Croissants Didn’t Come from France
Croissants have long been associated to be deeply French, we all tried to nail the way to say it in that authentic French accent. However, despite its French name Croissants actually came from Vienna, Austria.
Plane’s Round Windows
This is common knowledge passed and easily forgotten. We used to have square windows, but it was quickly noted that the shape couldn’t handle the stress of the different internal and external air-pressure. Why? As it has 4 weak points, in its 4 corners. Which is why the modern-day plane windows are rounded, an even distribution of stress.
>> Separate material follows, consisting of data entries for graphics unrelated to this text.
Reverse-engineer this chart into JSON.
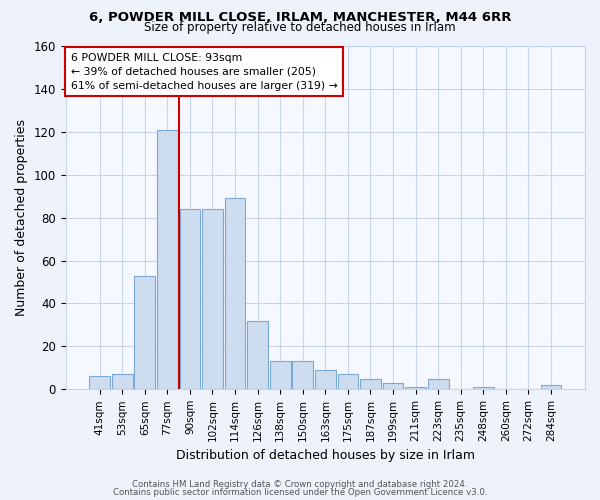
{
  "title": "6, POWDER MILL CLOSE, IRLAM, MANCHESTER, M44 6RR",
  "subtitle": "Size of property relative to detached houses in Irlam",
  "xlabel": "Distribution of detached houses by size in Irlam",
  "ylabel": "Number of detached properties",
  "bar_labels": [
    "41sqm",
    "53sqm",
    "65sqm",
    "77sqm",
    "90sqm",
    "102sqm",
    "114sqm",
    "126sqm",
    "138sqm",
    "150sqm",
    "163sqm",
    "175sqm",
    "187sqm",
    "199sqm",
    "211sqm",
    "223sqm",
    "235sqm",
    "248sqm",
    "260sqm",
    "272sqm",
    "284sqm"
  ],
  "bar_values": [
    6,
    7,
    53,
    121,
    84,
    84,
    89,
    32,
    13,
    13,
    9,
    7,
    5,
    3,
    1,
    5,
    0,
    1,
    0,
    0,
    2
  ],
  "bar_color": "#cddcef",
  "bar_edge_color": "#7aaad4",
  "vline_after_index": 3,
  "vline_color": "#cc0000",
  "annotation_title": "6 POWDER MILL CLOSE: 93sqm",
  "annotation_line1": "← 39% of detached houses are smaller (205)",
  "annotation_line2": "61% of semi-detached houses are larger (319) →",
  "annotation_box_color": "#ffffff",
  "annotation_box_edge": "#cc0000",
  "ylim": [
    0,
    160
  ],
  "yticks": [
    0,
    20,
    40,
    60,
    80,
    100,
    120,
    140,
    160
  ],
  "footnote1": "Contains HM Land Registry data © Crown copyright and database right 2024.",
  "footnote2": "Contains public sector information licensed under the Open Government Licence v3.0.",
  "bg_color": "#eef2fa",
  "plot_bg_color": "#f5f8ff",
  "grid_color": "#c8d4e8"
}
If you thought the hole in the spoon is to drain off excess water, it’s actually quite ingenious, but not it’s true function. It’s an accurate measure of a single serving of spaghetti. And all this time you’ve been eye-balling it, now it’s one less thing to use agarration on.
This ever-popular snack’s name is widely recognised, but did you know what does it stand for? M&M’s are the last names of Forest Mars and Bruce Murrie. Mars developed a method to coat drops of chocolate with a hard candy shell. Murrie’s the son of the founder of Hershey’s. Even though they had a falling out in 1949, the name of the brand cemented itself with 2 Ms.
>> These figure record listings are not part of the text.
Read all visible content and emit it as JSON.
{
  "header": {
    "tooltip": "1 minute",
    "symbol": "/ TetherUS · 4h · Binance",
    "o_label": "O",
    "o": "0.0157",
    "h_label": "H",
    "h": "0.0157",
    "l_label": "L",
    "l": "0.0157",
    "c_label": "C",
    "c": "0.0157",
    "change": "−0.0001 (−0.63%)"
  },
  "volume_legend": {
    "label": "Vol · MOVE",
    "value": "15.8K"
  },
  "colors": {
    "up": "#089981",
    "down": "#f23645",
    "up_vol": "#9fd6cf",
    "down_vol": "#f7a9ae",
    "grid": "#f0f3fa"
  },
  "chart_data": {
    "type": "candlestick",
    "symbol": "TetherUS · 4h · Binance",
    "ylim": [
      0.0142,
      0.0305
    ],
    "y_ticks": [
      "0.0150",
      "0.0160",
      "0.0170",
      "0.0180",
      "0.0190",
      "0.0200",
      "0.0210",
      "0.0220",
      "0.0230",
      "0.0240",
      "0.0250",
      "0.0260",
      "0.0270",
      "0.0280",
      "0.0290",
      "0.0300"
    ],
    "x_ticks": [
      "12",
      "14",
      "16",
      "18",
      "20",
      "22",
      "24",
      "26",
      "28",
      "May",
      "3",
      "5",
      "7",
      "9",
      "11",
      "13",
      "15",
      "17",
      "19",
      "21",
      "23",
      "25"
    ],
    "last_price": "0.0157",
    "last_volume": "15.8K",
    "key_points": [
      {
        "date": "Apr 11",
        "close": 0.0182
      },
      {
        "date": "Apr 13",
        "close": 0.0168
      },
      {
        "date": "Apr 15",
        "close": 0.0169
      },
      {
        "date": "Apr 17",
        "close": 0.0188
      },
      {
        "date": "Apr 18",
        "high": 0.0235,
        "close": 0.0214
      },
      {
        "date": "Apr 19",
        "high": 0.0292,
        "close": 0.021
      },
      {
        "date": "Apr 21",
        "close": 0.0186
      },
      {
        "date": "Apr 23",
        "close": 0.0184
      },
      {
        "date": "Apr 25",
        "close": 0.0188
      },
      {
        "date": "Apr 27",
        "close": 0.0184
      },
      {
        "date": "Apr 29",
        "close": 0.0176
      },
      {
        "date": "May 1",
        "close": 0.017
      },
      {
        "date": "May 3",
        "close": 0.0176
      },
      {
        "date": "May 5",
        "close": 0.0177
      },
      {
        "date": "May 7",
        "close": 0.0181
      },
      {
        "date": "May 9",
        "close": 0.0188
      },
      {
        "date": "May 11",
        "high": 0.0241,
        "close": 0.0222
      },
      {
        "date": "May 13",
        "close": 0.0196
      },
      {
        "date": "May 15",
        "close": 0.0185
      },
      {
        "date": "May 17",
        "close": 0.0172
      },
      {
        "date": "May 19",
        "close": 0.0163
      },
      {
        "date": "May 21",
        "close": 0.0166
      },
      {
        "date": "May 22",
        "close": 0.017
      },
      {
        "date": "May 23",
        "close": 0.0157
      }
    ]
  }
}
The reason as to why most traditional pencils are coloured yellow might be unexpected. Manufacturers back in the 1890s, wanted people to know they used only the highest-grade graphite for lead, which came from China. Yellow is the traditional Chinese colour of Chinese royalty.
Why Sneakers are Sneakers?
Except if you were to stub the bottom soles of the sneaker against the floor, creating a squeak, generally it doesn’t make much noise while walking does it? That’s how sneakers got their name.
The plastic or metal tips that are on both ends of your shoelaces are actually called aglets. It’s tiny and unremarkable, but try tying your laces without them. Aglets have been around since ancient Rome, usually made out of stone or glass back then. The word ‘aglet’ originates from the old French ‘aiguillette’, it meant needle.